“Life gives you surprises, life gives you surprises” sang the Plateria Orchestra, covering the song written by Rubén Blades and Son del Solar. Finding a restaurant by chance and, surprise, being hypnotized by the flavors of its dishes is not easy, but the joys, like witches, “I don’t know if they exist, but there are some.”
And it was leaving the premises of the Sant Pau Hospital when, walking through Sant Antoni Maria Claret, our stomach warned us that hunger was about to show signs of life and we entered one of those restaurants that we disparagingly call “a Chinese ”.
Chinese cuisine is going through a time of certain confusion. It will be due to its excessive proliferation, its menus with everything for a hundred, or the Chinese bars with misleading pseudonyms, the reasons why Chinese food is faithful to the saying that says that together we killed it and it died alone. That would be true if places like Sichuan did not exist, a delight that looks like a neighborhood restaurant in which there is no maneki-neko at the entrance, the Chinese cat that invites you in with its tireless fist.
The manager of Sichuan is Amei and her friendliness is the mirror of a place with a menu without deception. Its dishes are the representation of the cuisine of the province of Sichuan and it is not surprising, because a gastronomy as rich as the rest of those that coexist in China, should only be surprising for its low quality. At Sichuan, the diner will enjoy and, as with Chinese eggplant casserole, will never want to see the bottom of the dishes. Good cooking turns you into a child incapable of understanding that things end.
I was curious about the menu, because it makes me sick, when I saw some tripe with vegetables advertised and I ordered them, and like a gourmet Julius Caesar, vedi, vini, vici. It seems easy, but good tripe is difficult to find and I verified that in China they also know how to prepare them with the sweetness of a good Madrid chef.
My companion ordered a cucumber salad which, due to the ingredient, may seem banal, but it was as surprising as a classic like chicken with almonds.
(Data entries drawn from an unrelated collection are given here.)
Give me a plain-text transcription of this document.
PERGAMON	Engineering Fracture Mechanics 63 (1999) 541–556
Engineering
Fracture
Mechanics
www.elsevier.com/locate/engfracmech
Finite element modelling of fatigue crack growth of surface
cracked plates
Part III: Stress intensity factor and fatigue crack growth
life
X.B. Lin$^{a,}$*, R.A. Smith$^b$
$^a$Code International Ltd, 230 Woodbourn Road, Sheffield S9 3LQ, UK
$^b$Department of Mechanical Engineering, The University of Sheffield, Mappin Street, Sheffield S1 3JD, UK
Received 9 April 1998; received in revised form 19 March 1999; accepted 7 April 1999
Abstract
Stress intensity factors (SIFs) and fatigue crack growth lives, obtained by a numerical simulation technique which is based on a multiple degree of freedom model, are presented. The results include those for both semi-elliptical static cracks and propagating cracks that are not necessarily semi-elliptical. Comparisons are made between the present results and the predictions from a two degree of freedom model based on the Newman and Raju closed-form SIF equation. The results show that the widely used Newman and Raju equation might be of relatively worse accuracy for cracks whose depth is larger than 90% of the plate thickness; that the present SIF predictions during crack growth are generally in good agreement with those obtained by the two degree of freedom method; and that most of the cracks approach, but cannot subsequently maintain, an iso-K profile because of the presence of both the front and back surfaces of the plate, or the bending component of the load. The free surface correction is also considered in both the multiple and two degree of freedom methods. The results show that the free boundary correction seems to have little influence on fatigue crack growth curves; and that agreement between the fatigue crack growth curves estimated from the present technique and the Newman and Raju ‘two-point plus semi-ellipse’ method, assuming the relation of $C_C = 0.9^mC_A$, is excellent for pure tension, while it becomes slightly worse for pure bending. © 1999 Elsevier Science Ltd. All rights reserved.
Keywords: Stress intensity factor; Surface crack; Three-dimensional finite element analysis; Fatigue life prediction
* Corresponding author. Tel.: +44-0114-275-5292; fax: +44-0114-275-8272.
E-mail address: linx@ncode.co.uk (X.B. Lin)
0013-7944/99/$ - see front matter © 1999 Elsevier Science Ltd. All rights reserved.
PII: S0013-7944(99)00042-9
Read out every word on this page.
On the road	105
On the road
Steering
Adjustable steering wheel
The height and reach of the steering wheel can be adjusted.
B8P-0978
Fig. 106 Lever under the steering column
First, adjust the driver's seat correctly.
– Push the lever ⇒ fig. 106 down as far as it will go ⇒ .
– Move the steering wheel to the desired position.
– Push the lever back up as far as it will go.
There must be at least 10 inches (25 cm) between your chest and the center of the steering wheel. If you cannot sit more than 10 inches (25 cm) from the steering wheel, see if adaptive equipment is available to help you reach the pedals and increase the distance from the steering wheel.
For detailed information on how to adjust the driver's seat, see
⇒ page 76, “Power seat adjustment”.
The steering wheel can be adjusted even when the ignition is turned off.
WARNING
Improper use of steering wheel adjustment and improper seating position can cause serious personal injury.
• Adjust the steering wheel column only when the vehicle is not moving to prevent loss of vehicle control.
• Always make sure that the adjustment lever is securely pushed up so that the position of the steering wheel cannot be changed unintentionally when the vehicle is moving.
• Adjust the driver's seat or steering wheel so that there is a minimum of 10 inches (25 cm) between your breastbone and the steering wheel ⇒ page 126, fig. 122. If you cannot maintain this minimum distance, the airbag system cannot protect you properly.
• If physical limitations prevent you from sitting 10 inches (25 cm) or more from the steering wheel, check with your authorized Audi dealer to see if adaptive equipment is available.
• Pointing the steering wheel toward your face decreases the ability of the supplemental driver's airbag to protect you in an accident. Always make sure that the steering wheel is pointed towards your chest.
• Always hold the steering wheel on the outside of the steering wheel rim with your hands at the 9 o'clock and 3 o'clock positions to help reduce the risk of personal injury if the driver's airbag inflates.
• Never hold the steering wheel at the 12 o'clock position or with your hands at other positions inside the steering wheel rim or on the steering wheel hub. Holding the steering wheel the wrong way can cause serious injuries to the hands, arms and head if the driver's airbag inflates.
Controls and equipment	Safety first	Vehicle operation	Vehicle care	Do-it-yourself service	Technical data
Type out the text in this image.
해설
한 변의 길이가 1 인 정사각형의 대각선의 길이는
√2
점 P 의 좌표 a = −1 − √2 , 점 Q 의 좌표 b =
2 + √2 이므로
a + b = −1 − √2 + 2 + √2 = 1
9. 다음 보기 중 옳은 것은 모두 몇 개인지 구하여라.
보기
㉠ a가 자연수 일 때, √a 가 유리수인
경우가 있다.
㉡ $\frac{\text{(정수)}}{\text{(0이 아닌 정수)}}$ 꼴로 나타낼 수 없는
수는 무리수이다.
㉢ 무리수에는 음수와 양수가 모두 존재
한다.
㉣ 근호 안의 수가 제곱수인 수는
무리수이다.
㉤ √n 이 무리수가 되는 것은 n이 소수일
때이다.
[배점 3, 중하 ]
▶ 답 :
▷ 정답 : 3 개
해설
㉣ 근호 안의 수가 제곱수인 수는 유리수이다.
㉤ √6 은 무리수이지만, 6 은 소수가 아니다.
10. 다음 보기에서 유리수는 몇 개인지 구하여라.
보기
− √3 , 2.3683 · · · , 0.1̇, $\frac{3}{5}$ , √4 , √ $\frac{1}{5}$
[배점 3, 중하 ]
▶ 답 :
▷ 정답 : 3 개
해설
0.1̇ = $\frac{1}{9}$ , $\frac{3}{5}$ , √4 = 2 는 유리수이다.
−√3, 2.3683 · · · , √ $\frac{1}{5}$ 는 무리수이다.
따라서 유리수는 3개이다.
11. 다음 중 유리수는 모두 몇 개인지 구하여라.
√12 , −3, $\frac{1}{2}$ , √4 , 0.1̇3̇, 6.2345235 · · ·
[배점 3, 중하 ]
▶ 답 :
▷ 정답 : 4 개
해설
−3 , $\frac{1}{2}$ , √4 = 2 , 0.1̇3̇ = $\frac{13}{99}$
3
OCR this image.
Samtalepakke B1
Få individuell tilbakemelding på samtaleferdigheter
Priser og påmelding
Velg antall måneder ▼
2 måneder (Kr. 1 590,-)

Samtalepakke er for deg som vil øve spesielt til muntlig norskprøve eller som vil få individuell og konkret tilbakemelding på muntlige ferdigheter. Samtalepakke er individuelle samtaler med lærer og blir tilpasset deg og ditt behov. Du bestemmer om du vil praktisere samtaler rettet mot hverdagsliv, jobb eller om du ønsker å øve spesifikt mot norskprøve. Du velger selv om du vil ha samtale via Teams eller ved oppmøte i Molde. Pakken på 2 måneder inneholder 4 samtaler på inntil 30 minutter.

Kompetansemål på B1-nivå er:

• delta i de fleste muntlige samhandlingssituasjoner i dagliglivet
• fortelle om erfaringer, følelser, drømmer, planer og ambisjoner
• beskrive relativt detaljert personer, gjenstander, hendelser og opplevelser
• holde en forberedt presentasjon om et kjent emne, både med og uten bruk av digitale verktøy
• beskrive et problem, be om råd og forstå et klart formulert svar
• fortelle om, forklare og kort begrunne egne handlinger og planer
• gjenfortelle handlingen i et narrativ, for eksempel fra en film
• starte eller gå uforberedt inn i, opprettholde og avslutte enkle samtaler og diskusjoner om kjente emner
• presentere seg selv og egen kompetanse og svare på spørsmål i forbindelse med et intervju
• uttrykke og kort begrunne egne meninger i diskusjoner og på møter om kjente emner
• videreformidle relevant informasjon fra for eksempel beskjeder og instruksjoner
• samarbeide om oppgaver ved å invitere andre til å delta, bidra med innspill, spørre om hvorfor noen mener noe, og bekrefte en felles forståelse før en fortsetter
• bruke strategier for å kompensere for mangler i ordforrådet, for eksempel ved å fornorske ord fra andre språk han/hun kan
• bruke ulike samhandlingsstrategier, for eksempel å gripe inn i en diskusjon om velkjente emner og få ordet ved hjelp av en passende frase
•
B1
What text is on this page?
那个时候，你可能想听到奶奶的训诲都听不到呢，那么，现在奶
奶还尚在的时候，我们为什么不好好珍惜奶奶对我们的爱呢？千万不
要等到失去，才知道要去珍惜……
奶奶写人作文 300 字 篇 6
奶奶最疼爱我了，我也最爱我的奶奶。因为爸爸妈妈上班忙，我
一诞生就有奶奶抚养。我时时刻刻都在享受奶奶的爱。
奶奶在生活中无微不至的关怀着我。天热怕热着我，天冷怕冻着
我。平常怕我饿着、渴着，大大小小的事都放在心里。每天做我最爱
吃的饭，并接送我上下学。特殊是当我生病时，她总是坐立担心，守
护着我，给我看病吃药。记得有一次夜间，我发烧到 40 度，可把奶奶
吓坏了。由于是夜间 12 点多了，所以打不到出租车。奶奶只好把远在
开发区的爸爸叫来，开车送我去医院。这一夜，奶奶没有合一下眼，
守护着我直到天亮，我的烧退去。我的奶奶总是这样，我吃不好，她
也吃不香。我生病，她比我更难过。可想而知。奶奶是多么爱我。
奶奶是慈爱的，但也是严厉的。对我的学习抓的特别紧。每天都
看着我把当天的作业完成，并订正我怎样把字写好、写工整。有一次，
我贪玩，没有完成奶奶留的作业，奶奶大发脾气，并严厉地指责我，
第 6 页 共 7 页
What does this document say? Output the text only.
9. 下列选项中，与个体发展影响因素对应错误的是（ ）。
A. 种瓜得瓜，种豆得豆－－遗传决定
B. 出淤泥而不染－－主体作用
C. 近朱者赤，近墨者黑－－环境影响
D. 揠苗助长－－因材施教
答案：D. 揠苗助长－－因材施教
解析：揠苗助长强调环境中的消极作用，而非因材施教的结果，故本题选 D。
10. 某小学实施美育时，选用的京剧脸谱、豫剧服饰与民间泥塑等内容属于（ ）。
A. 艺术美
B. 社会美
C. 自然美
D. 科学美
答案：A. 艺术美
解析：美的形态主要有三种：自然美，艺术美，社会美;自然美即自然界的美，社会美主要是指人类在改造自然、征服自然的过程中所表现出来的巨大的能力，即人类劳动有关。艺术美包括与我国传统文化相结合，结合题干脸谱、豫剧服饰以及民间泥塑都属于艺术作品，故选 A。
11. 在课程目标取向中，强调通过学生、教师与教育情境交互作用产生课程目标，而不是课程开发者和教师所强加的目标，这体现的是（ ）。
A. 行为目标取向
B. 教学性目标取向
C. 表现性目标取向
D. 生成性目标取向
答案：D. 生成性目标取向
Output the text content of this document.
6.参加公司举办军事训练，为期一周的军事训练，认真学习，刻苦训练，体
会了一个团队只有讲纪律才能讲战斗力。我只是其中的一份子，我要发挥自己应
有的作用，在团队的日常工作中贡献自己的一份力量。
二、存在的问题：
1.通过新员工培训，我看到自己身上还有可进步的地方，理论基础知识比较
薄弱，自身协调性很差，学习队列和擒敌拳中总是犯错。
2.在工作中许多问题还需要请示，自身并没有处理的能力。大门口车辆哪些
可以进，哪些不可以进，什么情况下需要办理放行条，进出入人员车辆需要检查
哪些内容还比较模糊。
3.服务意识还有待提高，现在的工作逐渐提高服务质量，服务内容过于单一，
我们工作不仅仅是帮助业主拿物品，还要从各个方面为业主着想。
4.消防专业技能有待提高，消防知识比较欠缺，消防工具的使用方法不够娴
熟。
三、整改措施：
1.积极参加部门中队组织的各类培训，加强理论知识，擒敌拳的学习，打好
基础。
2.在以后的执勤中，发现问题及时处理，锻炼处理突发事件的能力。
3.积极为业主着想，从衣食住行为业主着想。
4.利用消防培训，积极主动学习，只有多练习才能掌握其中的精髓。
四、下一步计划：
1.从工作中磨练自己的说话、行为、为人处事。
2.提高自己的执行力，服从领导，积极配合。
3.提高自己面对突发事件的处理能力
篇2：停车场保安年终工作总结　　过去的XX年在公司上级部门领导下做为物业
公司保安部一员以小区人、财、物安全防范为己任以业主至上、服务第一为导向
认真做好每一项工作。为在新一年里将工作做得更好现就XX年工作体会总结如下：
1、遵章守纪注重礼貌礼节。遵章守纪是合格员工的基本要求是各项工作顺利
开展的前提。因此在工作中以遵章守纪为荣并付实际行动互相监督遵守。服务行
There is a lot of wisdom behind some dishes that you can, they say, find in many establishments that call themselves Chinese, but that in the Sichuan restaurant are prepared with the delicacy that one dreams of when thinking about the Far Eastern country. Without massacres like Tiananmen, of course.
I will return to Sichuan whenever my body asks for it and for the next few occasions I have several dishes and a dessert planned: sour-hot stir-fried potatoes, chicken legs with pickled peppers, fried sweet potato noodles, meat pudding with sour vegetables, soup of knuckle, fried rice with corn and crab, steamed hake head with vegetables and some fried nuts. Oh, and the Peking duck, a classic so classic that it is difficult to find it in three delicious restaurants when the delight is Sichuan, a neighborhood restaurant located in Baix Guinardó.